Le mois de Ramadan amène chaque année un moment de calme étrange où toute vie semble suspendue, où les rues se vident, où il est soudain agréable de se promener sur des trottoirs habituellement encombrés de lents passants et d’étals de chaussettes, de cravates, de T-shirts, de briquets, de jounaux… Quelques voitures encore passent à toute allure… A partir de 16H30, la ville devient fantômatique, infiniment moins bruyante et fourmillante que d’ordinaire. Les embouteillages se sont déplacés un petit peu plus tôt que d’habitude, les employés sortant plus tôt de leurs bureaux pour avoir le temps de rentrer chez eux malgré les embouteillages.

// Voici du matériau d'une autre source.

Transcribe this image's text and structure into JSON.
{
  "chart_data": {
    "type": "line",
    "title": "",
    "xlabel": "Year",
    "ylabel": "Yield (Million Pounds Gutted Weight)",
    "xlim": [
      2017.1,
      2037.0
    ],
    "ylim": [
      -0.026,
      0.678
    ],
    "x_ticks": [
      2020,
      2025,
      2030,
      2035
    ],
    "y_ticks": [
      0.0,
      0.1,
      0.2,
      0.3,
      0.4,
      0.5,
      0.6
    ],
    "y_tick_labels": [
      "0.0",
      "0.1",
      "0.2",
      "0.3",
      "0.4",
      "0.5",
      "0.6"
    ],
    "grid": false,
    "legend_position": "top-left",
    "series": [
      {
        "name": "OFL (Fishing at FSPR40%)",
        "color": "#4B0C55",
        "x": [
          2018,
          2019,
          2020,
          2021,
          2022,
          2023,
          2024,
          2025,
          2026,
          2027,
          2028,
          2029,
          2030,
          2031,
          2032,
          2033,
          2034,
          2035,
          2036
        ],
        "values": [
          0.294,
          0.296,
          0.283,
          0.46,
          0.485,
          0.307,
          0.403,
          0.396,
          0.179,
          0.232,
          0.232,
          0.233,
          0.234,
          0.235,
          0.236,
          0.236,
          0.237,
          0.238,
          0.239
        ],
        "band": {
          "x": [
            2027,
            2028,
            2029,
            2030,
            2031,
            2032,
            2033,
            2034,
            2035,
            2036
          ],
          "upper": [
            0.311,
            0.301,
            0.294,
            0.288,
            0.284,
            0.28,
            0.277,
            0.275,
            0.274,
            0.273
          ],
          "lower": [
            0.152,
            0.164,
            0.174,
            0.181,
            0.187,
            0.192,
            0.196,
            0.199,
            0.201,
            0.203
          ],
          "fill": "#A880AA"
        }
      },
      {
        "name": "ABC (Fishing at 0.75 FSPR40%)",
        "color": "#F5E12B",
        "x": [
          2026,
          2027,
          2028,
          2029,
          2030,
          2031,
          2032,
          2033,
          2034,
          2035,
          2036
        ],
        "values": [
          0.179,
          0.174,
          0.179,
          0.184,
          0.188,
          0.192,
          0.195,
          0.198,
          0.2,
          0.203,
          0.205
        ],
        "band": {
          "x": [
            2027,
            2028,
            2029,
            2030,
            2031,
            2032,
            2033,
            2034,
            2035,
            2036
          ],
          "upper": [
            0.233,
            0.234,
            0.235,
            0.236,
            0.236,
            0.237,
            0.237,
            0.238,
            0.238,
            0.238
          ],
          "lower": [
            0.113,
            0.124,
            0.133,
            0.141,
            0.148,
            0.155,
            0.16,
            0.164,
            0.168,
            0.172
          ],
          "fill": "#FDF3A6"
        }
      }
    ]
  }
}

Des magasins ferment, d’autres restent illuminés mais curieusement désertés. Le silence gagne en intensité, on est seul sur le trottoir, quand éclate l’appel à la prière, et l’on voit dans la ruelle, sur des nattes, un groupe d’hommes faire la prière avant de s’attabler autour des mâ’idat al-Rahmân, les tables de la miséricorde. On rompt le jeûne d’une datte. Le couvert y est déjà mis, la nourriture est offerte par un généreux donateur, riche personnage du quartier ou simple propriétaire de magasin. Certains donnent même à manger ainsi, chaque soir, à plusieurs milliers de personnes, indigents ou non, on ne demande pas les cartes de rationnement. Et dans les rues désertes, sur les trottoirs illuminés, sous les auto-ponts, dans les impasses, on mange de bon appétit. La majorité tout de même préfère manger chez soi, de bons petits plats mis dans les grands. La nuit tombe doucement sur la ville immense et quiète. Après le copieux repas, cigarette, puis sieste en général, sauf pour ceux qui réouvrent leur magasin au cas où un improbable client se présenterait.
On voit aussi passer, peu avant la rupture du jeûne - iftâr – de grosses voitures rutilantes. Le conducteur d’une mercedes grises aux vitres fumées distribue des sacs de nourriture exclusivement aux policiers qui, encore habillés de blanc, sont plantés aux carrefours desoeuvrés. Une bourgeoise, chevelure retenue par un bandeau et grosses lunettes noires, distribuent les sacs richement dotés qui couvrent la banquette arrière de son monospace couleur grenadine, les jeunes hommes se pressent devant sa portière en espérant bénéficier de cette manne. Manne que les nantis distribuent aux pauvres pour la grâce de Dieu - fî sabîl Allâh. Il y a même des Coptes pour ainsi offrir l‘iftâr aux défavorisés de leur quartier. On a même vu, dans une grosse béaimedoublevé noire, un chauffard lancer aux balayeurs dépenaillés des sacs en plastique contenant des morceaux de viande, sacs qui explosaient en touchant le sol, viande que ramassaient les pauvres hères reconnaissants.